Her opponent, Donald Trump, ruthlessly attacked Harris’ stance on fossil fuels. Speaking to a crowd in York, Pennsylvania, earlier this week, he said that if she were elected, energy prices would “quadruple” and the US would not produce “a drop of oil”.

During her short-lived 2019 presidential campaign, Harris called for a ban on fracking, the technique used to extract most of the U.S.’s onshore oil and gas. Harris’ presidential candidate has said she will not ban the practice and insists Trump’s claims are “a blatant attempt to distract from his own plans to enrich oil and gas executives at the expense of the middle class.”
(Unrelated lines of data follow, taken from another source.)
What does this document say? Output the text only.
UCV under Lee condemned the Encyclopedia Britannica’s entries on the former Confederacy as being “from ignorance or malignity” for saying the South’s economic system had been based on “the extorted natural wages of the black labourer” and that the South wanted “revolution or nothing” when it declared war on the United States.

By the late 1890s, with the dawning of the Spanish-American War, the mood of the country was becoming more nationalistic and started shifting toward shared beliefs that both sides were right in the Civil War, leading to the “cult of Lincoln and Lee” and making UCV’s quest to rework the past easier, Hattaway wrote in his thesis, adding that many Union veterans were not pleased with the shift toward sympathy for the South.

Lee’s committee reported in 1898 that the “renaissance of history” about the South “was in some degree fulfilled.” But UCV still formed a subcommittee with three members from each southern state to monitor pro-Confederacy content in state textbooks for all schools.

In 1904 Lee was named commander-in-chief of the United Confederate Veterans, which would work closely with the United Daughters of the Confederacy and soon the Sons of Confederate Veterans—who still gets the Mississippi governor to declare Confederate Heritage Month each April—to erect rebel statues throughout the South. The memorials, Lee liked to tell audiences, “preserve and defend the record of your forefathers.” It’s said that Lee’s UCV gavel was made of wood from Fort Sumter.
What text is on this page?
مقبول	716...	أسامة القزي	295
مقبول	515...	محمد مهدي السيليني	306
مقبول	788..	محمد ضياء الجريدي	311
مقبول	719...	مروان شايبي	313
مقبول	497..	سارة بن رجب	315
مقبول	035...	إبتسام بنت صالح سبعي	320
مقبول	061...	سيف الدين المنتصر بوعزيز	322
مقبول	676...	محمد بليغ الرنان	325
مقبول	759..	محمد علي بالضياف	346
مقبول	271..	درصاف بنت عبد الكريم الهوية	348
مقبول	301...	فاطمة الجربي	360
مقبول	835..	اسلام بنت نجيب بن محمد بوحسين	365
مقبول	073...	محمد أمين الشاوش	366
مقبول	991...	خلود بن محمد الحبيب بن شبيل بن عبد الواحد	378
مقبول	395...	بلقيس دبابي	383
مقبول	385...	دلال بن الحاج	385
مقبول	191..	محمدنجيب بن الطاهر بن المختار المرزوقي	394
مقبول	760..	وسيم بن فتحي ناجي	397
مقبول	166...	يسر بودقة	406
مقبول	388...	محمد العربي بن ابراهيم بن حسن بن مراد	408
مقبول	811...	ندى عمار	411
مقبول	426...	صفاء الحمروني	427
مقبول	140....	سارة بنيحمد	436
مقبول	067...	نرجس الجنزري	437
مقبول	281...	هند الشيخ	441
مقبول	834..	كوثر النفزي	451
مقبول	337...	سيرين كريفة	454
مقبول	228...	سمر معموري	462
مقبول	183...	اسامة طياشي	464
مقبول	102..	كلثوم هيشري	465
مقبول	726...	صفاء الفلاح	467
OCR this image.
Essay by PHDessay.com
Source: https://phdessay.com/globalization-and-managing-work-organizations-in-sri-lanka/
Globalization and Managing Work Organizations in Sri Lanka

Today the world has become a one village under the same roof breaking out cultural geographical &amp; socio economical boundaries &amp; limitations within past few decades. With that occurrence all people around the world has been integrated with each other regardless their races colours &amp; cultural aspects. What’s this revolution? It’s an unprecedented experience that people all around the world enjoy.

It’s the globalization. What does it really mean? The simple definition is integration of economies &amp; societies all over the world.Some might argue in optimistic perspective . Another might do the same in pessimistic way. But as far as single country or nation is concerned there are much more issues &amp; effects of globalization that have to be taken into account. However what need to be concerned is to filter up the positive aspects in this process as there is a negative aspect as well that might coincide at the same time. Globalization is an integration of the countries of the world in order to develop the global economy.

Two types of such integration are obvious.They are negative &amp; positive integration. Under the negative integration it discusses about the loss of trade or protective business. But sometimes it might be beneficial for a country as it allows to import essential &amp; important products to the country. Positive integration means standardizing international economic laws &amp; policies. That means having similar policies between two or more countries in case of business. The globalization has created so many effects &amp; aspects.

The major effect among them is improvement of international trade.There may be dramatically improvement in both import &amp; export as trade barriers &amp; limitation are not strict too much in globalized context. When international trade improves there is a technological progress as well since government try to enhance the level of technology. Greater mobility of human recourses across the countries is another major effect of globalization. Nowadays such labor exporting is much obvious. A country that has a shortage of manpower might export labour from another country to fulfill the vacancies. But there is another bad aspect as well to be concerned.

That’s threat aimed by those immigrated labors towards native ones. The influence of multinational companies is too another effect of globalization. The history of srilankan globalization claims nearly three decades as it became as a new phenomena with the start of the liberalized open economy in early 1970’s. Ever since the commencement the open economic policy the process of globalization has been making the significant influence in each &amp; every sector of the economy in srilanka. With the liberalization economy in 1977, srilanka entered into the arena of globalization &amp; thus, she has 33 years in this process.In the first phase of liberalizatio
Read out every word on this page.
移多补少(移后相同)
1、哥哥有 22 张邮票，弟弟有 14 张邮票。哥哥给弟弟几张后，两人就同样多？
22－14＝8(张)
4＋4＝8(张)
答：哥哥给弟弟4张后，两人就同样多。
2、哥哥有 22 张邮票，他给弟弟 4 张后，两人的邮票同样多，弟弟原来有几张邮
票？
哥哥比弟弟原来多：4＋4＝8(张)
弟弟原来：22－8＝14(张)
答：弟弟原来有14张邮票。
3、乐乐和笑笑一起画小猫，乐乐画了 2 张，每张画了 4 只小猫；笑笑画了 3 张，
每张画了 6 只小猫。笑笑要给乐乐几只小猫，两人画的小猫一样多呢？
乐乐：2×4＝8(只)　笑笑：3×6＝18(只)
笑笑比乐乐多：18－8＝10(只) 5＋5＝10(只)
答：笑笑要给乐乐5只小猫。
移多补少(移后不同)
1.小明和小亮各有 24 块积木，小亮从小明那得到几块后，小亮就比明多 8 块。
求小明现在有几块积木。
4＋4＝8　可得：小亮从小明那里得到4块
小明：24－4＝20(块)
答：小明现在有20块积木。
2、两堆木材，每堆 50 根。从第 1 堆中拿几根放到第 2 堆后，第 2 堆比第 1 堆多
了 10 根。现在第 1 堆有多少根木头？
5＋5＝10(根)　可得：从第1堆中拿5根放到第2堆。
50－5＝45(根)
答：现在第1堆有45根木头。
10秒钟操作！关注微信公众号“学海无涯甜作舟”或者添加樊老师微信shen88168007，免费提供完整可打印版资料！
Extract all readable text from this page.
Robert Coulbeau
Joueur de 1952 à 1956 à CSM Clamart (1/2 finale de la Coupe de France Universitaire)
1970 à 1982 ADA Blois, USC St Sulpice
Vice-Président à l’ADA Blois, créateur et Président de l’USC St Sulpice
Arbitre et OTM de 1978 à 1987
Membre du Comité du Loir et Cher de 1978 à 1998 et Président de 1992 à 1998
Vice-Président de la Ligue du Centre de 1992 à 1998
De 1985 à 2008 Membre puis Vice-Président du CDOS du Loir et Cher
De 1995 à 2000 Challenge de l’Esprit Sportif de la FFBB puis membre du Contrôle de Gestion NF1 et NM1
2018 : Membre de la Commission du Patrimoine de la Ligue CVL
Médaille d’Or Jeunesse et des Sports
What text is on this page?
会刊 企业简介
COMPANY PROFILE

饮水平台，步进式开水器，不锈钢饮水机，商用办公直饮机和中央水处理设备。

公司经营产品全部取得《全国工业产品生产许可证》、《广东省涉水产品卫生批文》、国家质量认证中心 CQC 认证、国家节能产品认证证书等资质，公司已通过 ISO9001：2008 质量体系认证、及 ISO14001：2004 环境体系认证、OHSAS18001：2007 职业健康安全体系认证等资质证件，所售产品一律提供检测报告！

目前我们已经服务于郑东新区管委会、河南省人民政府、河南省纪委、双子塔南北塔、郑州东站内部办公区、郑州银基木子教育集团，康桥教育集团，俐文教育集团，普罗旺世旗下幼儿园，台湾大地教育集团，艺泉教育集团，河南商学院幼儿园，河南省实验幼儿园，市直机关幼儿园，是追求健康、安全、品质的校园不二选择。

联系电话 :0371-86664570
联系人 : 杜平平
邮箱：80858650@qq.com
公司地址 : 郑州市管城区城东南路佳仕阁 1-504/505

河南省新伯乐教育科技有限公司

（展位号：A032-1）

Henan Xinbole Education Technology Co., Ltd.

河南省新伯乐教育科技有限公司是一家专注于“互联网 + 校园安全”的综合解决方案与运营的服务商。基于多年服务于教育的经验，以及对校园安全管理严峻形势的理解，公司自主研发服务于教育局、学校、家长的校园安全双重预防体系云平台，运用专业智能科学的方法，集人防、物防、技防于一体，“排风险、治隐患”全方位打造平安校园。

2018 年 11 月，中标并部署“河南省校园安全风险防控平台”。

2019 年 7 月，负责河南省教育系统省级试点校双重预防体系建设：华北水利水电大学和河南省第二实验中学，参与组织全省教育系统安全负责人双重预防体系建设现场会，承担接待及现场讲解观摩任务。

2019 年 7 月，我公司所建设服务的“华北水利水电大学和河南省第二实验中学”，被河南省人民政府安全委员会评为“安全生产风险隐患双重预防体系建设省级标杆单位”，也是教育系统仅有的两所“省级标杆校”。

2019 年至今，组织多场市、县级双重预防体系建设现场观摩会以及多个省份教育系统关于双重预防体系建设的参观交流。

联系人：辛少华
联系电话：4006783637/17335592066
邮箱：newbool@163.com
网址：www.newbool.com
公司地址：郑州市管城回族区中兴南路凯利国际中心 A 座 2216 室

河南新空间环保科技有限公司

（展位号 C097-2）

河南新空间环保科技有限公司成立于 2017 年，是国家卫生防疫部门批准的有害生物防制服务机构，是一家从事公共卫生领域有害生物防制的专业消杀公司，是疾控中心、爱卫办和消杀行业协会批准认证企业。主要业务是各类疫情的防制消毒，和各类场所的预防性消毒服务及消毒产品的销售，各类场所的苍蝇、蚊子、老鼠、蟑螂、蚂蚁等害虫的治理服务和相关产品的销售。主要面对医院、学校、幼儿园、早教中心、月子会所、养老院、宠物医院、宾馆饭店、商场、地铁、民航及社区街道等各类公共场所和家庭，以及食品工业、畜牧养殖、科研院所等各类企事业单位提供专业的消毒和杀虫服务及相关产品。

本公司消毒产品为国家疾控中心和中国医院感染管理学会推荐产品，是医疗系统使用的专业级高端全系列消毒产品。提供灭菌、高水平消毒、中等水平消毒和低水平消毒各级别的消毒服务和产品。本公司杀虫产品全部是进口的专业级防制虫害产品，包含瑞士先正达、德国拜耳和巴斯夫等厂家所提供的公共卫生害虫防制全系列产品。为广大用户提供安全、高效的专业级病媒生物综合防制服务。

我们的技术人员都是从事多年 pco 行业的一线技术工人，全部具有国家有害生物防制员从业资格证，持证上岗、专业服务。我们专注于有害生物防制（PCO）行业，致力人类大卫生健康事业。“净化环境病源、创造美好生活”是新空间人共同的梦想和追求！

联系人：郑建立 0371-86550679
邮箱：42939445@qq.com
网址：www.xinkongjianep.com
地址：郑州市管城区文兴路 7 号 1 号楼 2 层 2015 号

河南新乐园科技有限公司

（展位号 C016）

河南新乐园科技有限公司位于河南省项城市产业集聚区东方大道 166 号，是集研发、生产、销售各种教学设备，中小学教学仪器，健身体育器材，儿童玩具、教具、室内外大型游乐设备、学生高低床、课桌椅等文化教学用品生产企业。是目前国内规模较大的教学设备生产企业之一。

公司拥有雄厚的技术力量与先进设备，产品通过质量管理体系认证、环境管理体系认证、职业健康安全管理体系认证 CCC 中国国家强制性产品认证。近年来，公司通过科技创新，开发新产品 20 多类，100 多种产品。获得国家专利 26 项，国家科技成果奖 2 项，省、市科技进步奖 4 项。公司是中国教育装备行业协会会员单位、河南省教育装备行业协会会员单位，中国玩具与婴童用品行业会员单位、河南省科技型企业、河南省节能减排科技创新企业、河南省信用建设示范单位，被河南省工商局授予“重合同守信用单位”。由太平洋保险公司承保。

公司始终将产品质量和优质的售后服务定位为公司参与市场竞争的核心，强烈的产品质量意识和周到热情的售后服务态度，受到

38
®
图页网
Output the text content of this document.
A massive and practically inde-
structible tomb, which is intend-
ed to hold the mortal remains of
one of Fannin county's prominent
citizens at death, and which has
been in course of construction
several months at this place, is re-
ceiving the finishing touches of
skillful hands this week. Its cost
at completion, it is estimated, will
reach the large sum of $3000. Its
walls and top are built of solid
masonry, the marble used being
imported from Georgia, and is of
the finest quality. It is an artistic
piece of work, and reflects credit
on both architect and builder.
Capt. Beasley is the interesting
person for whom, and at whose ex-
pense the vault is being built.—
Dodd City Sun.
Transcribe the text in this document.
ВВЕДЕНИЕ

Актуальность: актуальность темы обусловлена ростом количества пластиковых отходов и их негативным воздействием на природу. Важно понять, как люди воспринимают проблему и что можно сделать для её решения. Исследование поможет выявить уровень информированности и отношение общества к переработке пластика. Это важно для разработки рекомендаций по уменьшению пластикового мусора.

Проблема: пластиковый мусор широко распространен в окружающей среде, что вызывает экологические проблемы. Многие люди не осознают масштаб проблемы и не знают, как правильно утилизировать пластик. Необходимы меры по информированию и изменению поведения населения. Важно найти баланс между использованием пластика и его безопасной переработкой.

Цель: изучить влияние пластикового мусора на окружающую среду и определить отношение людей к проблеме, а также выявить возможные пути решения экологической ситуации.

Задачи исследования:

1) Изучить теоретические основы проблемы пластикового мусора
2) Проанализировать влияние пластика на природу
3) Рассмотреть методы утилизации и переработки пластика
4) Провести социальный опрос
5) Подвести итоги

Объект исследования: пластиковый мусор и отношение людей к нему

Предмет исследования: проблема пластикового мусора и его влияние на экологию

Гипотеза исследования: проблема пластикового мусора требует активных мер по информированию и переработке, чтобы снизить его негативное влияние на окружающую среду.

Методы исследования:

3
As vice president, Harris used her tiebreaker vote to ensure that the Senate passed the comprehensive tax and climate bill, known as the Inflation Reduction Act. At the same time, the Biden-Harris administration also passed regulations to curb greenhouse gas emissions.

Before Harris’ speech on the last evening of the congress in Chicago, the organizers had dedicated a 13-minute section to the climate issue. “An American president must lead the world in the fight against climate change,” Interior Secretary Deb Haaland told the audience. “Kamala Harris understands this task.”

Rep. Maxwell Frost of Florida highlighted Harris’ environmental credentials, including her past as California attorney general, in which she criticized major oil producers.

Harris and Biden “have proven that tackling this crisis creates jobs, that investing in clean energy protects our health, and that investing in public transit builds strong communities,” Frost said. “Fighting the climate crisis is patriotic.”

Other environmentalists aren’t worried that climate change wasn’t a focus in Chicago. After all, Harris hasn’t laid out detailed plans on a number of issues, and the DNC’s prime-time program was designed to introduce her and Walz to the nation rather than go into specifics.

The convention stage is not the forum for fine details, says RL Miller, a delegate from California and chairman of Climate Hawks Vote Political Action, an organization that supports candidates committed to decisive action on global warming.

“This is a place for democratic enthusiasm,” she said. “Not for political freaks.”